Nello schema normativo, la fase della stipula, con termini prefissati, costituisce un passaggio obbligato anche per il conduttore, sicché si è statuito (Cass. n. 5359/1989, cit.) che, mentre la libertà del proprietario si esaurisce nel momento in cui, avendo deciso di trasferire a titolo oneroso l'immobile locato, procede alla denuntiatio, la libertà del conduttore viene meno nel momento in cui notifica la sua volontà di avvalersi della prelazione; ciò permette di soddisfare l'esigenza di equo contemperamento dei contrapposti interessi delle parti, atteso che l'eventuale libertà del conduttore, anche dopo l'esercizio della prelazione, avrebbe l'effetto di sacrificare oltre misura e senza apprezzabili ragioni la posizione del proprietario-locatore, il quale potrebbe veder sfumare la possibilità di vendere a terzi, in conseguenza della dichiarazione di prelazione notificata dal conduttore, e trovarsi, poi, di fronte una controparte non obbligata alla stipula.
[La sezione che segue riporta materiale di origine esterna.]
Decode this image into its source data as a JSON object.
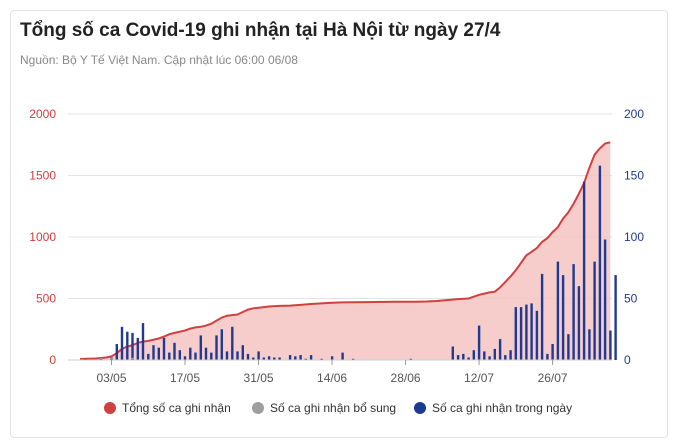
{
  "header": {
    "title": "Tổng số ca Covid-19 ghi nhận tại Hà Nội từ ngày 27/4",
    "subtitle": "Nguồn: Bộ Y Tế Việt Nam. Cập nhật lúc 06:00 06/08"
  },
  "colors": {
    "cumulative": "#d0403f",
    "cumulative_fill": "#f4c4c2",
    "supplement": "#9e9e9e",
    "daily": "#1f3a93",
    "left_axis": "#d0403f",
    "right_axis": "#1f3a93",
    "grid": "#e4e4e4"
  },
  "chart_data": {
    "type": "area+bar",
    "x_tick_labels": [
      "03/05",
      "17/05",
      "31/05",
      "14/06",
      "28/06",
      "12/07",
      "26/07"
    ],
    "x_tick_day_index": [
      6,
      20,
      34,
      48,
      62,
      76,
      90
    ],
    "x_range_day_index": [
      0,
      101
    ],
    "y_left": {
      "range": [
        0,
        2000
      ],
      "ticks": [
        "0",
        "500",
        "1000",
        "1500",
        "2000"
      ]
    },
    "y_right": {
      "range": [
        0,
        200
      ],
      "ticks": [
        "0",
        "50",
        "100",
        "150",
        "200"
      ]
    },
    "grid": true,
    "legend_position": "bottom",
    "legend": [
      "Tổng số ca ghi nhận",
      "Số ca ghi nhận bổ sung",
      "Số ca ghi nhận trong ngày"
    ],
    "series": [
      {
        "name": "Tổng số ca ghi nhận",
        "kind": "area",
        "axis": "left",
        "points": [
          [
            0,
            8
          ],
          [
            3,
            12
          ],
          [
            5,
            20
          ],
          [
            6,
            30
          ],
          [
            7,
            55
          ],
          [
            8,
            90
          ],
          [
            9,
            110
          ],
          [
            10,
            120
          ],
          [
            11,
            140
          ],
          [
            12,
            150
          ],
          [
            13,
            155
          ],
          [
            14,
            165
          ],
          [
            15,
            175
          ],
          [
            16,
            190
          ],
          [
            17,
            210
          ],
          [
            18,
            220
          ],
          [
            19,
            230
          ],
          [
            20,
            240
          ],
          [
            21,
            255
          ],
          [
            22,
            265
          ],
          [
            23,
            270
          ],
          [
            24,
            280
          ],
          [
            25,
            295
          ],
          [
            26,
            320
          ],
          [
            27,
            345
          ],
          [
            28,
            360
          ],
          [
            29,
            365
          ],
          [
            30,
            370
          ],
          [
            31,
            390
          ],
          [
            32,
            410
          ],
          [
            33,
            420
          ],
          [
            34,
            425
          ],
          [
            35,
            430
          ],
          [
            36,
            435
          ],
          [
            38,
            440
          ],
          [
            40,
            442
          ],
          [
            42,
            448
          ],
          [
            44,
            455
          ],
          [
            46,
            460
          ],
          [
            48,
            465
          ],
          [
            50,
            468
          ],
          [
            52,
            470
          ],
          [
            55,
            471
          ],
          [
            58,
            472
          ],
          [
            60,
            473
          ],
          [
            62,
            474
          ],
          [
            64,
            474
          ],
          [
            66,
            476
          ],
          [
            68,
            480
          ],
          [
            70,
            488
          ],
          [
            72,
            495
          ],
          [
            74,
            500
          ],
          [
            75,
            515
          ],
          [
            76,
            530
          ],
          [
            77,
            540
          ],
          [
            78,
            550
          ],
          [
            79,
            555
          ],
          [
            80,
            590
          ],
          [
            81,
            635
          ],
          [
            82,
            680
          ],
          [
            83,
            730
          ],
          [
            84,
            790
          ],
          [
            85,
            850
          ],
          [
            86,
            880
          ],
          [
            87,
            910
          ],
          [
            88,
            960
          ],
          [
            89,
            990
          ],
          [
            90,
            1040
          ],
          [
            91,
            1080
          ],
          [
            92,
            1150
          ],
          [
            93,
            1200
          ],
          [
            94,
            1270
          ],
          [
            95,
            1350
          ],
          [
            96,
            1440
          ],
          [
            97,
            1560
          ],
          [
            98,
            1670
          ],
          [
            99,
            1720
          ],
          [
            100,
            1760
          ],
          [
            101,
            1770
          ]
        ]
      },
      {
        "name": "Số ca ghi nhận bổ sung",
        "kind": "bar",
        "axis": "right",
        "points": [
          [
            4,
            1
          ],
          [
            6,
            1
          ],
          [
            10,
            1
          ]
        ]
      },
      {
        "name": "Số ca ghi nhận trong ngày",
        "kind": "bar",
        "axis": "right",
        "points": [
          [
            1,
            1
          ],
          [
            4,
            2
          ],
          [
            6,
            2
          ],
          [
            7,
            13
          ],
          [
            8,
            27
          ],
          [
            9,
            23
          ],
          [
            10,
            22
          ],
          [
            11,
            18
          ],
          [
            12,
            30
          ],
          [
            13,
            5
          ],
          [
            14,
            12
          ],
          [
            15,
            10
          ],
          [
            16,
            18
          ],
          [
            17,
            6
          ],
          [
            18,
            14
          ],
          [
            19,
            8
          ],
          [
            20,
            3
          ],
          [
            21,
            10
          ],
          [
            22,
            6
          ],
          [
            23,
            20
          ],
          [
            24,
            10
          ],
          [
            25,
            6
          ],
          [
            26,
            20
          ],
          [
            27,
            25
          ],
          [
            28,
            7
          ],
          [
            29,
            27
          ],
          [
            30,
            7
          ],
          [
            31,
            12
          ],
          [
            32,
            5
          ],
          [
            33,
            2
          ],
          [
            34,
            7
          ],
          [
            35,
            2
          ],
          [
            36,
            3
          ],
          [
            37,
            2
          ],
          [
            38,
            2
          ],
          [
            40,
            4
          ],
          [
            41,
            3
          ],
          [
            42,
            4
          ],
          [
            43,
            1
          ],
          [
            44,
            4
          ],
          [
            46,
            1
          ],
          [
            48,
            3
          ],
          [
            50,
            6
          ],
          [
            52,
            1
          ],
          [
            63,
            1
          ],
          [
            71,
            11
          ],
          [
            72,
            4
          ],
          [
            73,
            5
          ],
          [
            74,
            2
          ],
          [
            75,
            8
          ],
          [
            76,
            28
          ],
          [
            77,
            7
          ],
          [
            78,
            3
          ],
          [
            79,
            9
          ],
          [
            80,
            17
          ],
          [
            81,
            4
          ],
          [
            82,
            8
          ],
          [
            83,
            43
          ],
          [
            84,
            43
          ],
          [
            85,
            45
          ],
          [
            86,
            46
          ],
          [
            87,
            40
          ],
          [
            88,
            70
          ],
          [
            89,
            5
          ],
          [
            90,
            13
          ],
          [
            91,
            80
          ],
          [
            92,
            69
          ],
          [
            93,
            21
          ],
          [
            94,
            78
          ],
          [
            95,
            60
          ],
          [
            96,
            145
          ],
          [
            97,
            25
          ],
          [
            98,
            80
          ],
          [
            99,
            158
          ],
          [
            100,
            98
          ],
          [
            101,
            24
          ],
          [
            102,
            69
          ]
        ]
      }
    ]
  }
}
Il contratto da concludere, infine, può essere, secondo il dettato normativo, definitivo o preliminare: è vero che la previsione di un preliminare potrebbe apparire un'anomalia aggravata dal fatto del pagamento del prezzo all'atto della relativa sottoscrizione, ma la disposizione si giustifica in relazione al possibile iniziale proposito del proprietario, da precisare nella denuntiatio, di realizzare un graduale perfezionamento della vicenda traslativa attraverso la stipula del preliminare prima e del definitivo poi; in rapporto a tale ipotesi, risulta anche limitata, se non proprio annullata, la singolarità del versamento del prezzo all'atto del preliminare perché, a parte la finalità di rendere più saldo il vincolo, l'art. 38, nel fissare il termine di detto pagamento, fa salva ogni diversa condizione indicata nella comunicazione del proprietario; e l'alienante, che intenda concludere anzitutto un preliminare, normalmente non chiede l'immediato versamento dell'intero prezzo, stante l'evidente gravosità e la conseguente inaccettabilità di simile clausola.
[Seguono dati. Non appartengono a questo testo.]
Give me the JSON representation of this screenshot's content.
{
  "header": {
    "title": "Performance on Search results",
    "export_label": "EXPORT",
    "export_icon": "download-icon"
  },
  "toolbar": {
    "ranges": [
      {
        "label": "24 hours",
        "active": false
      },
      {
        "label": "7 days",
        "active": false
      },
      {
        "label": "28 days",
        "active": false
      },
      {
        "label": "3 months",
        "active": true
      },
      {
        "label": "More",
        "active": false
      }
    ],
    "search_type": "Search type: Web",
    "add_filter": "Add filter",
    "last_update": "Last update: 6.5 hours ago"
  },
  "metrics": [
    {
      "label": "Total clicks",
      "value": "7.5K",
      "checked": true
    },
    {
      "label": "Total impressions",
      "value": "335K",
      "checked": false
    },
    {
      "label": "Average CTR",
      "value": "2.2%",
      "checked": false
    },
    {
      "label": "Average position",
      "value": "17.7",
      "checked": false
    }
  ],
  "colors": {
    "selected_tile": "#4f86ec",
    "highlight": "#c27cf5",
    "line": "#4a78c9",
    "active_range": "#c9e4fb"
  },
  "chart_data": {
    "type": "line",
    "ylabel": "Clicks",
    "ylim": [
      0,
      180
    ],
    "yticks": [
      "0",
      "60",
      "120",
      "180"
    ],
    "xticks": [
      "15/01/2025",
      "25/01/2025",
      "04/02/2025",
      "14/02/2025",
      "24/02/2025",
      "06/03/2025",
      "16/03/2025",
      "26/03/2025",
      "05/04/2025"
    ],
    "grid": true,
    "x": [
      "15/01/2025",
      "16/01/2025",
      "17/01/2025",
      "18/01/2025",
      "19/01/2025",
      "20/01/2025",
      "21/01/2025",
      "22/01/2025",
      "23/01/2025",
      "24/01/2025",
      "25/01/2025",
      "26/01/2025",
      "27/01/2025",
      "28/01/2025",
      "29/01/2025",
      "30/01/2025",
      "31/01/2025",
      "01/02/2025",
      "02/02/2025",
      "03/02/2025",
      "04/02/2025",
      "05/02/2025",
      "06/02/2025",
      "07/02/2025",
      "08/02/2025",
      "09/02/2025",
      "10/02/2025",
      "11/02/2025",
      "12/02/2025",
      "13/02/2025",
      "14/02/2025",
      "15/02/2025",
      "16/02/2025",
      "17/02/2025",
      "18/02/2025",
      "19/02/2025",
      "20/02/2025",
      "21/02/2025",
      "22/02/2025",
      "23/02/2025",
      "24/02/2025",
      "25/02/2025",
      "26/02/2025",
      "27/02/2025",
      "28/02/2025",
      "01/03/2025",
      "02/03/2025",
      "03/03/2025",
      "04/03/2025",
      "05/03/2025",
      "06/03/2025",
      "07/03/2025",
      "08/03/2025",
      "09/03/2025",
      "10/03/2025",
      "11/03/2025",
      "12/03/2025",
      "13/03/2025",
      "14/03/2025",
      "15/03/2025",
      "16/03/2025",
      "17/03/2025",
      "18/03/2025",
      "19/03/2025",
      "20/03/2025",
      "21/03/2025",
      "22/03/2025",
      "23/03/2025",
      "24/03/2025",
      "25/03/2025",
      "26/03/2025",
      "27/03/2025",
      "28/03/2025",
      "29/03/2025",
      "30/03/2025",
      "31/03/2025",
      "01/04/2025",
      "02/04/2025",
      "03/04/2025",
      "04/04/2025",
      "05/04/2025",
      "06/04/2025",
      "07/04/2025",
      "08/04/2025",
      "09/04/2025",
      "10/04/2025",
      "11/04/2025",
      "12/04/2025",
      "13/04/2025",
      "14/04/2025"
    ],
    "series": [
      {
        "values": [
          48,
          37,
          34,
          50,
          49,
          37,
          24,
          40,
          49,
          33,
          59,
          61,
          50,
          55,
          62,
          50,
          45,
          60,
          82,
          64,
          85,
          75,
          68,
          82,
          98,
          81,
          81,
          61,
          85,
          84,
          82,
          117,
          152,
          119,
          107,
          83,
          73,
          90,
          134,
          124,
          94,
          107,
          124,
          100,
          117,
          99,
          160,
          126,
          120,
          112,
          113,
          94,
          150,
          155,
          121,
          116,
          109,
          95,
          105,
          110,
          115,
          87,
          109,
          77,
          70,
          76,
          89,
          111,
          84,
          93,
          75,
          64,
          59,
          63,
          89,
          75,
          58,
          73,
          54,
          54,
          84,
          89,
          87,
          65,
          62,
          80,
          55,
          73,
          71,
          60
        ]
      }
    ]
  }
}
La reiterazione per modifica delle condizioni di vendita

Può accadere che, tra la denuntiatio ed il trasferimento dell'immobile locato ad un terzo, intercorra un considerevole lasso di tempo, il quale determini - ad esempio, per l'inflazione verificatasi medio tempore - una modificazione sostanziale delle condizioni di vendita, pur rimaste formalmente inalterate.
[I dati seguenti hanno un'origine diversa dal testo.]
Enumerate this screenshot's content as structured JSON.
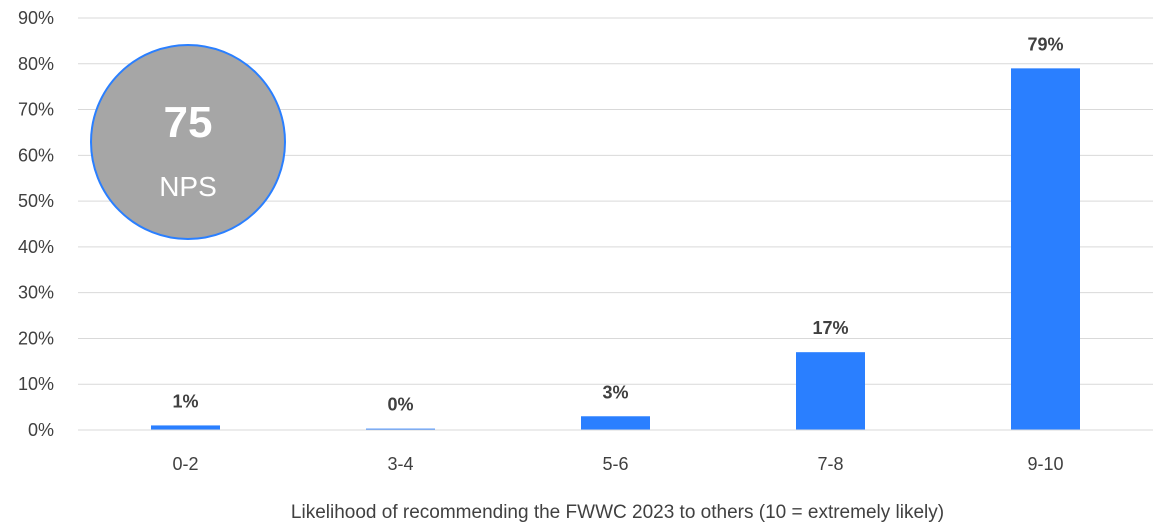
{
  "chart_data": {
    "type": "bar",
    "categories": [
      "0-2",
      "3-4",
      "5-6",
      "7-8",
      "9-10"
    ],
    "values": [
      1,
      0.3,
      3,
      17,
      79
    ],
    "data_labels": [
      "1%",
      "0%",
      "3%",
      "17%",
      "79%"
    ],
    "title": "",
    "xlabel": "Likelihood of recommending the FWWC 2023 to others (10 = extremely likely)",
    "ylabel": "",
    "ylim": [
      0,
      90
    ],
    "yticks": [
      "0%",
      "10%",
      "20%",
      "30%",
      "40%",
      "50%",
      "60%",
      "70%",
      "80%",
      "90%"
    ],
    "grid": true,
    "legend": "none",
    "bar_color": "#2a7fff",
    "annotation": {
      "value": "75",
      "label": "NPS",
      "fill": "#a6a6a6",
      "stroke": "#2a7fff"
    }
  }
}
In tal caso, la Suprema Corte ha affermato che la denuntiatio debba essere reiterata, non potendo condividersi l'opinione per cui, poiché la legge non contempla un termine per trasferire l'immobile locato, dovrebbe ritenersi che l'efficacia della comunicazione “si esaurisca” e si “consumi entro un lasso di tempo ragionevole”, spirato il quale incomberebbe al locatore l'obbligo di una nuova denuntiatio anche se il corrispettivo convenuto con il terzo rispettasse il requisito di legge.

L'errore che si annida in tale tesi consiste nel trascurare i connotati peculiari della fattispecie legale della prelazione, che contempla il diritto del conduttore di acquistare l'immobile a preferenza di altri, ma a parità di condizioni, dal che discende l'ineludibile corollario che, a sostanziale diversità di condizioni, deve corrispondere l'onere di una diversa e separata denuntiatio, in mancanza di che il locatore può incorrere nella sanzione del riscatto.

E' indubbio che anche il mero decorso del tempo può determinare, sia pure solo per ragioni obiettive indipendenti dalla volontà del locatore, una sensibile, reale alterazione dei termini del negozio di cui all'offerta prelatizia, pur nel caso che gli stessi restino formalmente immutati rispetto alla comunicazione inviata ex art. 38 (Cass. civ., sez. III, 21 maggio 1991, n. 5713).

Dunque, è ragionevole ritenere che il locatore, il quale intenda alienare a terzi l'immobile, è tenuto, per consentire al conduttore l'esercizio del diritto di prelazione, ad effettuare una nuova denuntiatio, quando tra la prima comunicazione delle condizioni di vendita e la vendita al terzo sia intercorso un intervallo di tempo incidente sulla parità delle condizioni di vendita, in ragione delle variazioni dei valori monetari (v., altresì, Cass. civ., sez. III, 10 novembre 1995, n. 11716).

La conservazione degli effetti e la revoca

La denuntiatio, ancorché non possa qualificarsi come vera e propria proposta contrattuale, resta soggetta, nei limiti previsti dall'art. 1324 c.c., ai principi valevoli per i contratti, fra i quali quelli della conservazione, della convalida e della rettifica del negozio.

Ne consegue che si considera legittimamente esercitata la prelazione da parte del conduttore che sia destinatario di un invito rivoltogli dal locatore a stipulare un preliminare di vendita dopo la sua adesione alla relativa denuntiatio, ancorché questa sia stata indirizzata, per errore, al precedente conduttore dell'immobile, ove le circostanze ed i tempi del successivo invito del locatore lascino presumere che, con esso, si sia da quest'ultimo espresso l'intento di mantenere valida quella sua pregressa manifestazione di volontà con la rettificazione di quell'errore, in corrispondenza della conforme offerta del suo destinatario.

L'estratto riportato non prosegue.